Basically, it boils down to data, and lots of it.
According to Google, more data improves all Web services. This may seem obvious, but for better speech recognition, it doesn't only mean a sheer amount of data but also how that data is organized. Google's voice search technology mainly uses data from anonymized queries on Google.com to get the information it needs.
"The language model is the component of a speech recognizer that assigns a probability to the next word in a sentence given the previous ones," Google research scientist Ciprian Chelba wrote in a blog post today about the research. "As an example, if the previous words are 'new york,' the model would assign a higher probability to 'pizza' than say 'granola.'"
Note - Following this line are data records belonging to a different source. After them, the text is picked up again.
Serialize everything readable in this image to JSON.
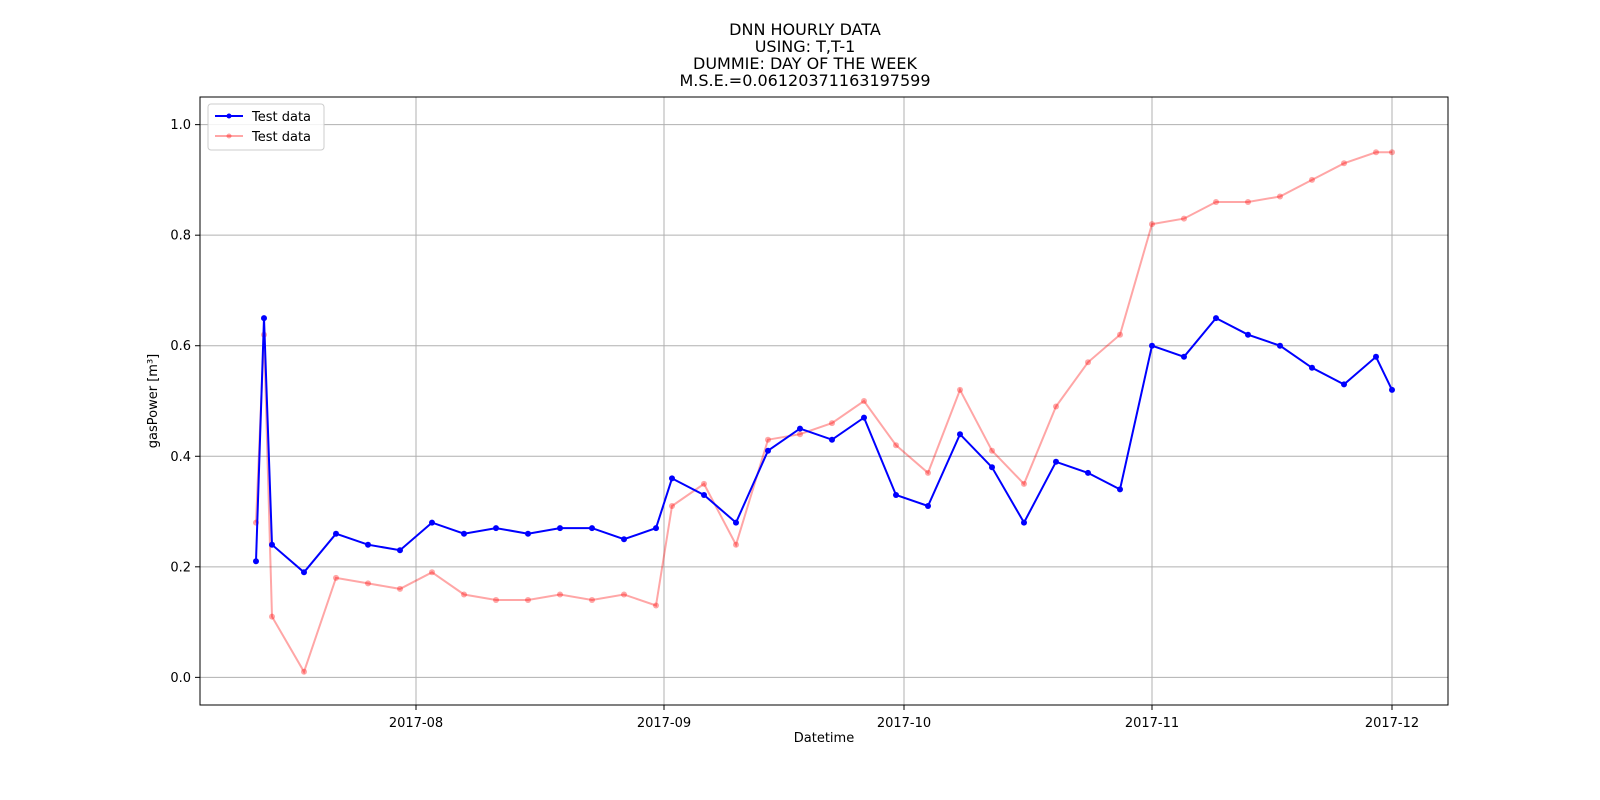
{
  "chart_data": {
    "type": "line",
    "title_lines": [
      "DNN HOURLY DATA",
      "USING: T,T-1",
      "DUMMIE: DAY OF THE WEEK",
      "M.S.E.=0.06120371163197599"
    ],
    "xlabel": "Datetime",
    "ylabel": "gasPower [m³]",
    "xlim": [
      "2017-07-05",
      "2017-12-08"
    ],
    "ylim": [
      -0.05,
      1.05
    ],
    "x_ticks": [
      "2017-08-01",
      "2017-09-01",
      "2017-10-01",
      "2017-11-01",
      "2017-12-01"
    ],
    "x_tick_labels": [
      "2017-08",
      "2017-09",
      "2017-10",
      "2017-11",
      "2017-12"
    ],
    "y_ticks": [
      0.0,
      0.2,
      0.4,
      0.6,
      0.8,
      1.0
    ],
    "y_tick_labels": [
      "0.0",
      "0.2",
      "0.4",
      "0.6",
      "0.8",
      "1.0"
    ],
    "grid": true,
    "legend_position": "top-left",
    "series": [
      {
        "name": "Test data",
        "color": "#0000ff",
        "opacity": 1.0,
        "x": [
          "2017-07-12",
          "2017-07-13",
          "2017-07-14",
          "2017-07-18",
          "2017-07-22",
          "2017-07-26",
          "2017-07-30",
          "2017-08-03",
          "2017-08-07",
          "2017-08-11",
          "2017-08-15",
          "2017-08-19",
          "2017-08-23",
          "2017-08-27",
          "2017-08-31",
          "2017-09-02",
          "2017-09-06",
          "2017-09-10",
          "2017-09-14",
          "2017-09-18",
          "2017-09-22",
          "2017-09-26",
          "2017-09-30",
          "2017-10-04",
          "2017-10-08",
          "2017-10-12",
          "2017-10-16",
          "2017-10-20",
          "2017-10-24",
          "2017-10-28",
          "2017-11-01",
          "2017-11-05",
          "2017-11-09",
          "2017-11-13",
          "2017-11-17",
          "2017-11-21",
          "2017-11-25",
          "2017-11-29",
          "2017-12-01"
        ],
        "y": [
          0.21,
          0.65,
          0.24,
          0.19,
          0.26,
          0.24,
          0.23,
          0.28,
          0.26,
          0.27,
          0.26,
          0.27,
          0.27,
          0.25,
          0.27,
          0.36,
          0.33,
          0.28,
          0.41,
          0.45,
          0.43,
          0.47,
          0.33,
          0.31,
          0.44,
          0.38,
          0.28,
          0.39,
          0.37,
          0.34,
          0.6,
          0.58,
          0.65,
          0.62,
          0.6,
          0.56,
          0.53,
          0.58,
          0.52
        ]
      },
      {
        "name": "Test data",
        "color": "#ff0000",
        "opacity": 0.35,
        "x": [
          "2017-07-12",
          "2017-07-13",
          "2017-07-14",
          "2017-07-18",
          "2017-07-22",
          "2017-07-26",
          "2017-07-30",
          "2017-08-03",
          "2017-08-07",
          "2017-08-11",
          "2017-08-15",
          "2017-08-19",
          "2017-08-23",
          "2017-08-27",
          "2017-08-31",
          "2017-09-02",
          "2017-09-06",
          "2017-09-10",
          "2017-09-14",
          "2017-09-18",
          "2017-09-22",
          "2017-09-26",
          "2017-09-30",
          "2017-10-04",
          "2017-10-08",
          "2017-10-12",
          "2017-10-16",
          "2017-10-20",
          "2017-10-24",
          "2017-10-28",
          "2017-11-01",
          "2017-11-05",
          "2017-11-09",
          "2017-11-13",
          "2017-11-17",
          "2017-11-21",
          "2017-11-25",
          "2017-11-29",
          "2017-12-01"
        ],
        "y": [
          0.28,
          0.62,
          0.11,
          0.01,
          0.18,
          0.17,
          0.16,
          0.19,
          0.15,
          0.14,
          0.14,
          0.15,
          0.14,
          0.15,
          0.13,
          0.31,
          0.35,
          0.24,
          0.43,
          0.44,
          0.46,
          0.5,
          0.42,
          0.37,
          0.52,
          0.41,
          0.35,
          0.49,
          0.57,
          0.62,
          0.82,
          0.83,
          0.86,
          0.86,
          0.87,
          0.9,
          0.93,
          0.95,
          0.95
        ]
      }
    ]
  }
}
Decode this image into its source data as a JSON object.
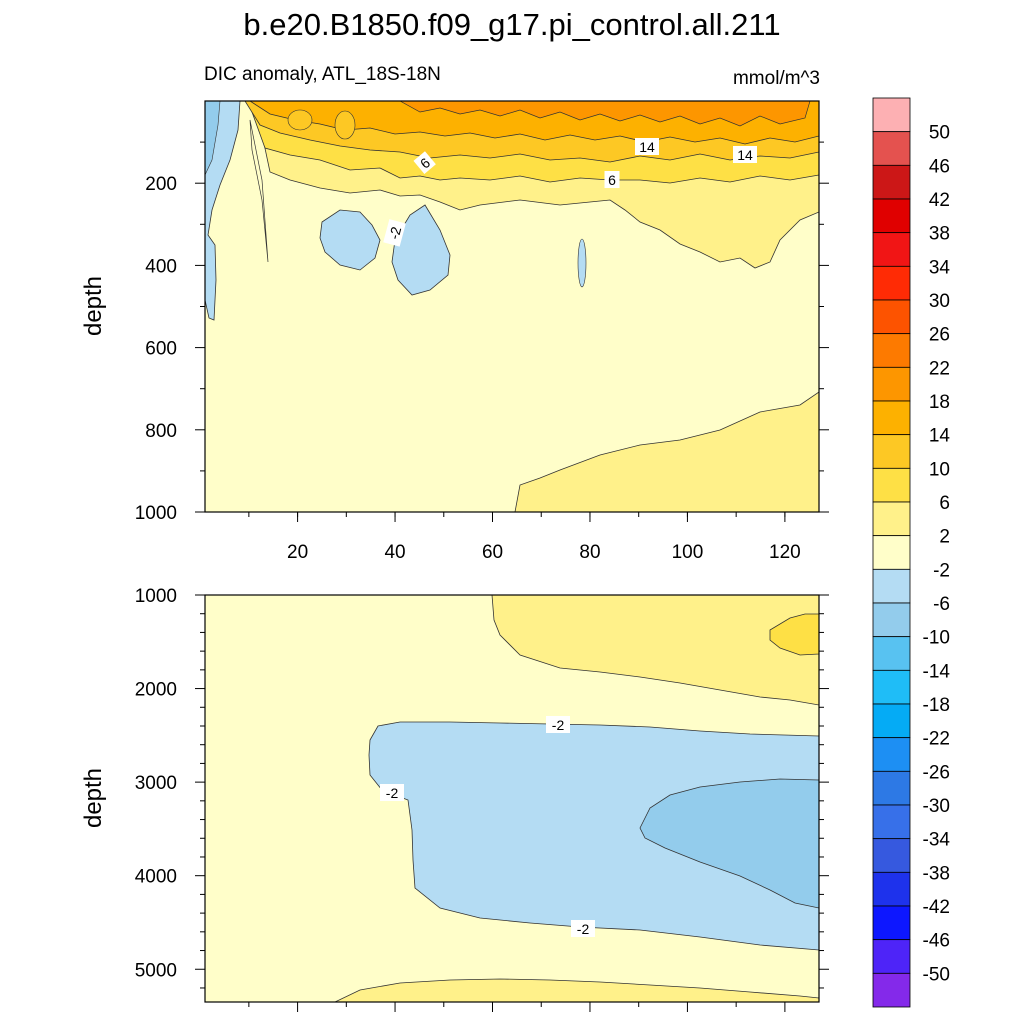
{
  "chart_data": {
    "type": "contour",
    "title": "b.e20.B1850.f09_g17.pi_control.all.211",
    "subtitle_left": "DIC anomaly, ATL_18S-18N",
    "subtitle_right": "mmol/m^3",
    "colorbar": {
      "levels": [
        50,
        46,
        42,
        38,
        34,
        30,
        26,
        22,
        18,
        14,
        10,
        6,
        2,
        -2,
        -6,
        -10,
        -14,
        -18,
        -22,
        -26,
        -30,
        -34,
        -38,
        -42,
        -46,
        -50
      ],
      "colors": [
        "#fdb0b3",
        "#e4524f",
        "#cc1717",
        "#e00000",
        "#f11515",
        "#ff2b05",
        "#fd5300",
        "#fd7a00",
        "#fd9600",
        "#fdb100",
        "#fdc824",
        "#fee045",
        "#fff18a",
        "#fffec9",
        "#b4dcf3",
        "#93ccec",
        "#58c2f1",
        "#1fbdf7",
        "#05abf5",
        "#1d8ff3",
        "#2d79e5",
        "#3770e9",
        "#3659df",
        "#1e32ec",
        "#0d17ff",
        "#4e24f8",
        "#8429ea"
      ]
    },
    "panels": [
      {
        "name": "upper",
        "x_range": [
          1,
          127
        ],
        "y_range": [
          0,
          1000
        ],
        "ylabel": "depth",
        "x_ticks": [
          20,
          40,
          60,
          80,
          100,
          120
        ],
        "y_ticks": [
          200,
          400,
          600,
          800,
          1000
        ],
        "contour_labels": [
          "6",
          "6",
          "14",
          "14",
          "-2"
        ]
      },
      {
        "name": "lower",
        "x_range": [
          1,
          127
        ],
        "y_range": [
          1000,
          5350
        ],
        "ylabel": "depth",
        "y_ticks": [
          1000,
          2000,
          3000,
          4000,
          5000
        ],
        "contour_labels": [
          "-2",
          "-2",
          "-2"
        ]
      }
    ]
  }
}
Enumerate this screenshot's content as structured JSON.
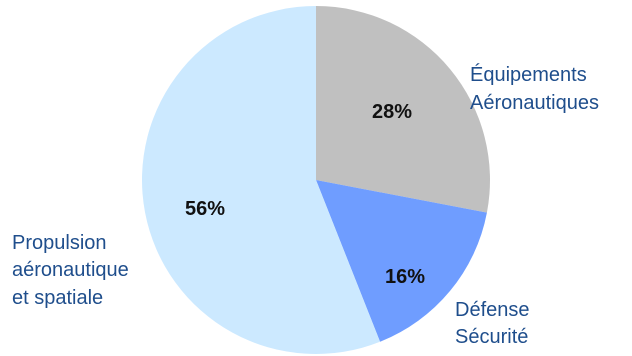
{
  "chart_data": {
    "type": "pie",
    "start_angle_deg": 0,
    "direction": "clockwise",
    "slices": [
      {
        "label_lines": [
          "Équipements",
          "Aéronautiques"
        ],
        "value": 28,
        "display": "28%",
        "color": "#c0c0c0"
      },
      {
        "label_lines": [
          "Défense",
          "Sécurité"
        ],
        "value": 16,
        "display": "16%",
        "color": "#6f9dff"
      },
      {
        "label_lines": [
          "Propulsion",
          "aéronautique",
          "et spatiale"
        ],
        "value": 56,
        "display": "56%",
        "color": "#cce9ff"
      }
    ]
  }
}
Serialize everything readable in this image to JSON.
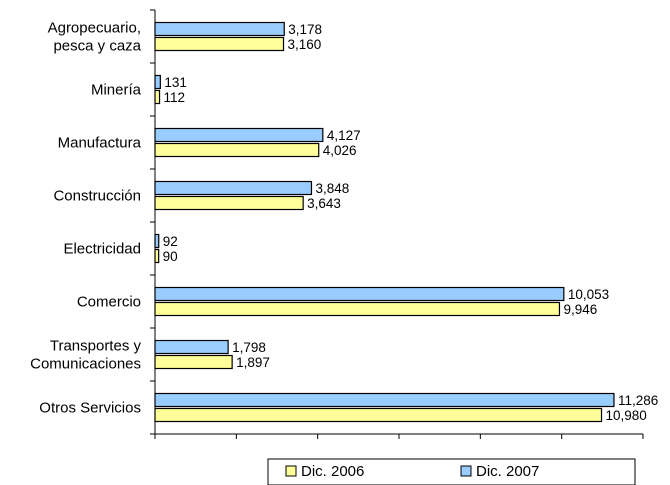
{
  "chart_data": {
    "type": "bar",
    "orientation": "horizontal",
    "title": "",
    "xlabel": "",
    "ylabel": "",
    "xlim": [
      0,
      12000
    ],
    "grid": false,
    "legend_position": "bottom-right",
    "categories": [
      [
        "Agropecuario,",
        "pesca y caza"
      ],
      [
        "Minería"
      ],
      [
        "Manufactura"
      ],
      [
        "Construcción"
      ],
      [
        "Electricidad"
      ],
      [
        "Comercio"
      ],
      [
        "Transportes y",
        "Comunicaciones"
      ],
      [
        "Otros Servicios"
      ]
    ],
    "series": [
      {
        "name": "Dic. 2007",
        "color": "#99CCFF",
        "values": [
          3178,
          131,
          4127,
          3848,
          92,
          10053,
          1798,
          11286
        ],
        "labels": [
          "3,178",
          "131",
          "4,127",
          "3,848",
          "92",
          "10,053",
          "1,798",
          "11,286"
        ]
      },
      {
        "name": "Dic. 2006",
        "color": "#FFFF99",
        "values": [
          3160,
          112,
          4026,
          3643,
          90,
          9946,
          1897,
          10980
        ],
        "labels": [
          "3,160",
          "112",
          "4,026",
          "3,643",
          "90",
          "9,946",
          "1,897",
          "10,980"
        ]
      }
    ],
    "legend_order": [
      "Dic. 2006",
      "Dic. 2007"
    ]
  }
}
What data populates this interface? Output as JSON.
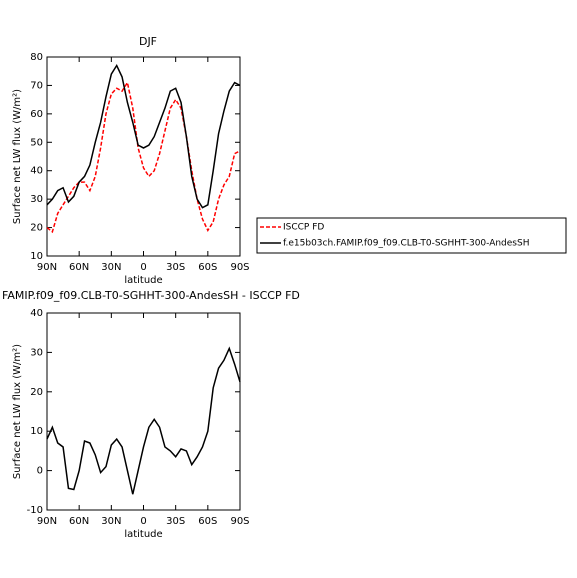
{
  "chart_data": [
    {
      "type": "line",
      "title": "DJF",
      "xlabel": "latitude",
      "ylabel": "Surface net LW flux (W/m²)",
      "x": [
        90,
        85,
        80,
        75,
        70,
        65,
        60,
        55,
        50,
        45,
        40,
        35,
        30,
        25,
        20,
        15,
        10,
        5,
        0,
        -5,
        -10,
        -15,
        -20,
        -25,
        -30,
        -35,
        -40,
        -45,
        -50,
        -55,
        -60,
        -65,
        -70,
        -75,
        -80,
        -85,
        -90
      ],
      "xlim": [
        90,
        -90
      ],
      "xticks": [
        {
          "value": 90,
          "label": "90N"
        },
        {
          "value": 60,
          "label": "60N"
        },
        {
          "value": 30,
          "label": "30N"
        },
        0,
        {
          "value": -30,
          "label": "30S"
        },
        {
          "value": -60,
          "label": "60S"
        },
        {
          "value": -90,
          "label": "90S"
        }
      ],
      "ylim": [
        10,
        80
      ],
      "yticks": [
        10,
        20,
        30,
        40,
        50,
        60,
        70,
        80
      ],
      "legend": "right",
      "series": [
        {
          "name": "ISCCP FD",
          "color": "#ff0000",
          "dashed": true,
          "values": [
            20,
            18.5,
            25,
            28,
            31,
            34,
            36,
            36,
            33,
            38,
            48,
            60,
            67,
            69,
            68,
            71,
            62,
            48,
            41,
            38,
            40,
            46,
            54,
            62,
            65,
            62,
            52,
            40,
            30,
            23,
            19,
            22,
            30,
            35,
            38,
            46,
            47
          ]
        },
        {
          "name": "f.e15b03ch.FAMIP.f09_f09.CLB-T0-SGHHT-300-AndesSH",
          "color": "#000000",
          "dashed": false,
          "values": [
            28,
            30,
            33,
            34,
            29,
            31,
            36,
            38,
            42,
            50,
            57,
            66,
            74,
            77,
            73,
            64,
            57,
            49,
            48,
            49,
            52,
            57,
            62,
            68,
            69,
            64,
            52,
            38,
            30,
            27,
            28,
            40,
            53,
            61,
            68,
            71,
            70
          ]
        }
      ]
    },
    {
      "type": "line",
      "title": "FAMIP.f09_f09.CLB-T0-SGHHT-300-AndesSH - ISCCP FD",
      "xlabel": "latitude",
      "ylabel": "Surface net LW flux (W/m²)",
      "x": [
        90,
        85,
        80,
        75,
        70,
        65,
        60,
        55,
        50,
        45,
        40,
        35,
        30,
        25,
        20,
        15,
        10,
        5,
        0,
        -5,
        -10,
        -15,
        -20,
        -25,
        -30,
        -35,
        -40,
        -45,
        -50,
        -55,
        -60,
        -65,
        -70,
        -75,
        -80,
        -85,
        -90
      ],
      "xlim": [
        90,
        -90
      ],
      "xticks": [
        {
          "value": 90,
          "label": "90N"
        },
        {
          "value": 60,
          "label": "60N"
        },
        {
          "value": 30,
          "label": "30N"
        },
        0,
        {
          "value": -30,
          "label": "30S"
        },
        {
          "value": -60,
          "label": "60S"
        },
        {
          "value": -90,
          "label": "90S"
        }
      ],
      "ylim": [
        -10,
        40
      ],
      "yticks": [
        -10,
        0,
        10,
        20,
        30,
        40
      ],
      "series": [
        {
          "name": null,
          "color": "#000000",
          "dashed": false,
          "values": [
            8,
            11,
            7,
            6,
            -4.5,
            -4.8,
            0,
            7.5,
            7,
            4,
            -0.5,
            1,
            6.5,
            8,
            6,
            0,
            -6,
            0,
            6,
            11,
            13,
            11,
            6,
            5,
            3.5,
            5.5,
            5,
            1.5,
            3.5,
            6,
            10,
            21,
            26,
            28,
            31,
            27,
            22.5
          ]
        }
      ]
    }
  ]
}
In conducting its voice search evaluations, Google scientists used up to 230 billion words from "a random sample of anonymized queries from Google.com that did not trigger spelling correction."
Chelba concludes that with such a big data set, word error rate can be reduced by 6 to 10 percent; and for systems with an even wider range of operating points, word error reduction can be between 17 and 52 percent.
Google's new voice search technology app, which looks to be directly competing with Apple's Siri, launched yesterday. The software went out as part of an update to Google's search application for iOS and provides contextual, spoken results for voice queries, and serves up Web searches for everything else. According to a CNET review, this app gives Siri a run for her money. It is lightening fast, has a clean layout, and gives highly accurate results.